Some things people tell me also bother me. An example is the lady who announced at the outset of her initial visit that her dog did not bother her since it had “human hair”! I had to invent a non-peevish response to this on the spot.

And then there is, “Why didn’t you come for your visit last week?” “I was too sick to go to the doctor!”

Friends who are patients sometimes call me at home with a medical problem, and then complain that they couldn’t reach me. Well, of course they couldn’t since I wasn’t there. I explain as gently as I can that they should call the answering service which will always be able to find me.

I don’t pretend to have a great fund of knowledge outside of my field, but I do know when I am hearing statements of “fact” that are just plain nonsense. For the most part I have learned to keep my mouth shut when this happens, but occasionally I hear misinformation that actually could be harmful and then I speak up, as tactfully as I can.

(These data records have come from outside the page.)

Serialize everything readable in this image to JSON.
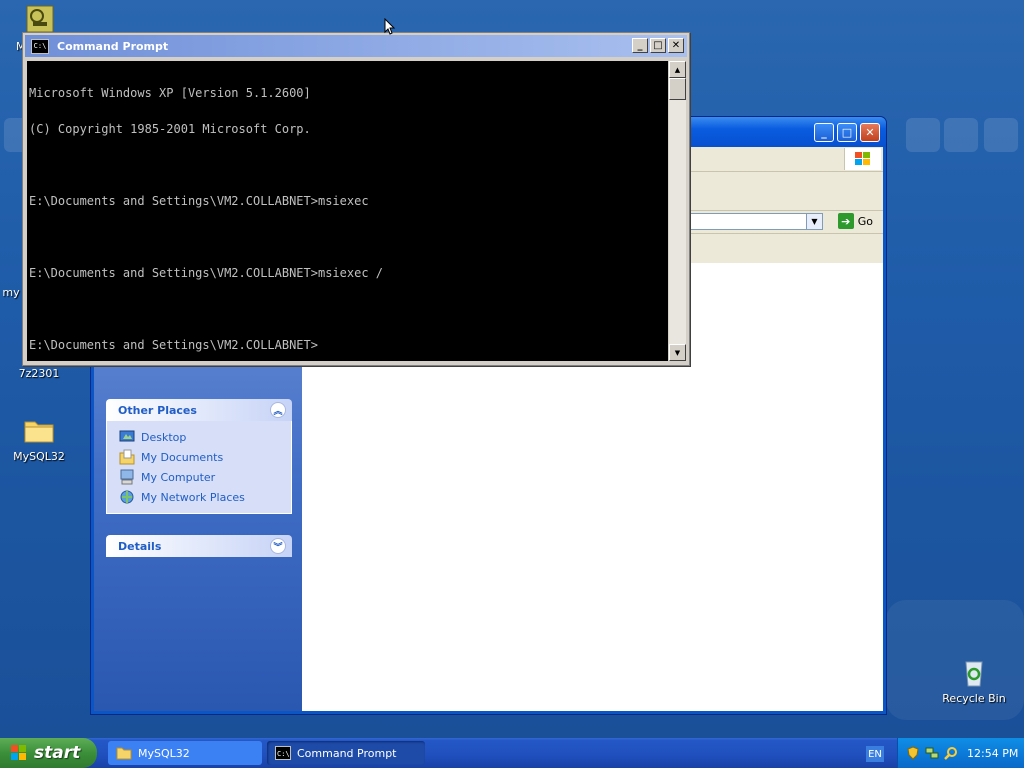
{
  "desktop": {
    "icons": [
      {
        "label": "M"
      },
      {
        "label": "my"
      },
      {
        "label": "7z2301"
      },
      {
        "label": "MySQL32"
      },
      {
        "label": "Recycle Bin"
      }
    ]
  },
  "cmd_window": {
    "title": "Command Prompt",
    "icon_text": "C:\\",
    "lines": [
      "Microsoft Windows XP [Version 5.1.2600]",
      "(C) Copyright 1985-2001 Microsoft Corp.",
      "",
      "E:\\Documents and Settings\\VM2.COLLABNET>msiexec",
      "",
      "E:\\Documents and Settings\\VM2.COLLABNET>msiexec /",
      "",
      "E:\\Documents and Settings\\VM2.COLLABNET>"
    ]
  },
  "explorer_window": {
    "go_label": "Go",
    "other_places": {
      "title": "Other Places",
      "items": [
        {
          "label": "Desktop",
          "icon": "desktop-icon"
        },
        {
          "label": "My Documents",
          "icon": "my-documents-icon"
        },
        {
          "label": "My Computer",
          "icon": "my-computer-icon"
        },
        {
          "label": "My Network Places",
          "icon": "network-places-icon"
        }
      ]
    },
    "details": {
      "title": "Details"
    }
  },
  "taskbar": {
    "start_label": "start",
    "tasks": [
      {
        "label": "MySQL32",
        "icon": "folder-icon",
        "active": false
      },
      {
        "label": "Command Prompt",
        "icon": "cmd-icon",
        "active": true
      }
    ],
    "language": "EN",
    "clock": "12:54 PM"
  }
}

“No shows” are patients who have appointments but don’t come in and don’t cancel the appointment. This was rarely a problem before I retired but is quite prevalent where I am now. Attempts to reach these people or to charge a fee for these missed appointments largely fail.

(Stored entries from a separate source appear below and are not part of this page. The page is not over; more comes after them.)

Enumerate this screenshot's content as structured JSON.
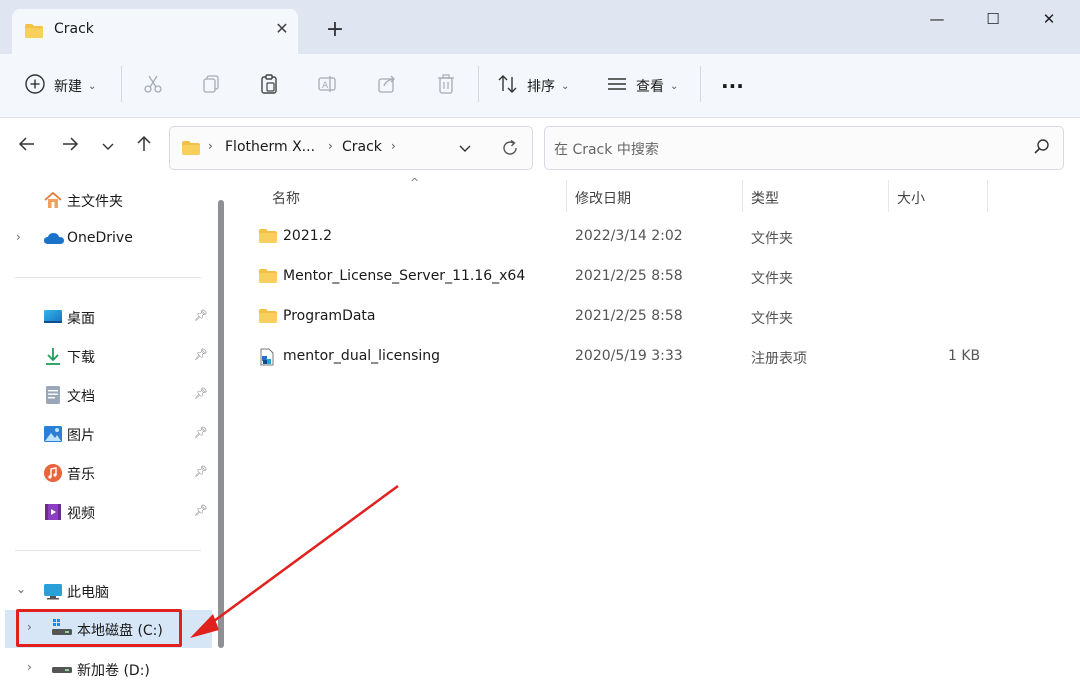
{
  "window": {
    "tab_title": "Crack",
    "tab_close": "✕",
    "new_tab": "+",
    "minimize": "—",
    "maximize": "☐",
    "close": "✕"
  },
  "toolbar": {
    "new_label": "新建",
    "sort_label": "排序",
    "view_label": "查看",
    "more": "···"
  },
  "address": {
    "crumbs": [
      "Flotherm X...",
      "Crack"
    ],
    "search_placeholder": "在 Crack 中搜索"
  },
  "sidebar": {
    "home": "主文件夹",
    "onedrive": "OneDrive",
    "quick": [
      {
        "label": "桌面",
        "icon": "desktop-icon"
      },
      {
        "label": "下载",
        "icon": "download-icon"
      },
      {
        "label": "文档",
        "icon": "documents-icon"
      },
      {
        "label": "图片",
        "icon": "pictures-icon"
      },
      {
        "label": "音乐",
        "icon": "music-icon"
      },
      {
        "label": "视频",
        "icon": "videos-icon"
      }
    ],
    "this_pc": "此电脑",
    "drives": [
      {
        "label": "本地磁盘 (C:)",
        "selected": true
      },
      {
        "label": "新加卷 (D:)",
        "selected": false
      }
    ]
  },
  "columns": {
    "name": "名称",
    "date": "修改日期",
    "type": "类型",
    "size": "大小"
  },
  "files": [
    {
      "name": "2021.2",
      "date": "2022/3/14 2:02",
      "type": "文件夹",
      "size": "",
      "icon": "folder-icon"
    },
    {
      "name": "Mentor_License_Server_11.16_x64",
      "date": "2021/2/25 8:58",
      "type": "文件夹",
      "size": "",
      "icon": "folder-icon"
    },
    {
      "name": "ProgramData",
      "date": "2021/2/25 8:58",
      "type": "文件夹",
      "size": "",
      "icon": "folder-icon"
    },
    {
      "name": "mentor_dual_licensing",
      "date": "2020/5/19 3:33",
      "type": "注册表项",
      "size": "1 KB",
      "icon": "registry-file-icon"
    }
  ],
  "colors": {
    "accent": "#1a73c9",
    "folder": "#f4c048",
    "annotation": "#e0211d",
    "titlebar": "#dfe6f2",
    "selection": "#d6e6f7"
  }
}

“Allergy” can be a sort of dumping ground for patients’ problems which are difficult to diagnose, and irritates me when I am expected to treat things like Alzheimer’s Disease, all manner of odd food intolerances and a whole range of non-allergic skin diseases. However, in fact, my career blossomed after I sent a patient back to the ENT doctor who sent her to me because he could not tell what was wrong with her and it had to be “allergic”. He had an enormous practice in town and had never sent me a patient before. So I did all the usual things including skin testing, and I could not find anything wrong which could be attributed to allergy. I was quite disappointed when I sent her back to the ENT doctor with negative findings. I could have easily said that she needed allergy shots, but I never did business that way. He called a few days later, told me that he had reexamined the patient and had found an anatomical abnormality that he missed initially. He complimented me on my diagnostic honesty and from then on sent all of his allergy work to me. A real coup for me.

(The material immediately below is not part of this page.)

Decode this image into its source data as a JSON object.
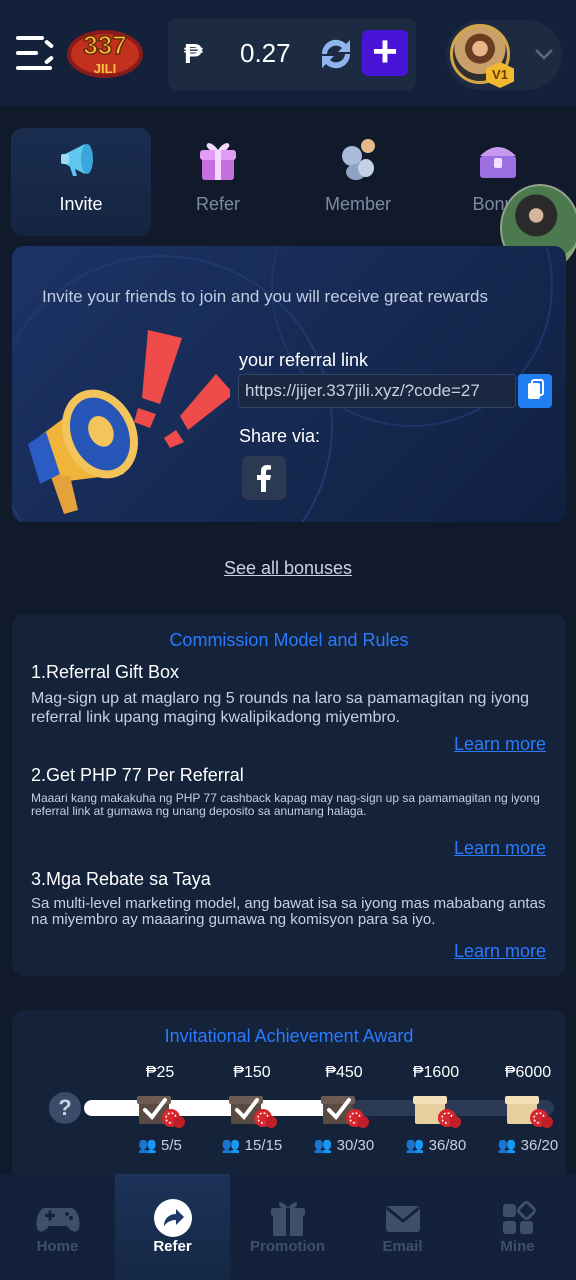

Other problems include not receiving reports from physicians I have sent to other doctors, being called down because of the oral cortisone medications I need to use in higher doses than referring physicians would prefer, and having repeatedly to reeducate emergency room doctors on the correct treatment for allergic, sometimes life-threatening, emergencies

A Future Physician

Just the other day I looked up from writing some instructions for her mother and saw my five year old (“I’m almost six!”) patient with my stethoscope in her ears, placed correctly. As I went back to my writing, I felt my stethoscope pressed on my back. My patient, quite emphatically, said, “Breathe!” I did as I was told, as noisily as I could so that she would hear something through my clothes. When she was done with her exam, I asked her if she was going to be a doctor. “Probably,” she replied and went off to get her lollipop. Who knows, maybe someday she’ll write some tales about her life in medicine.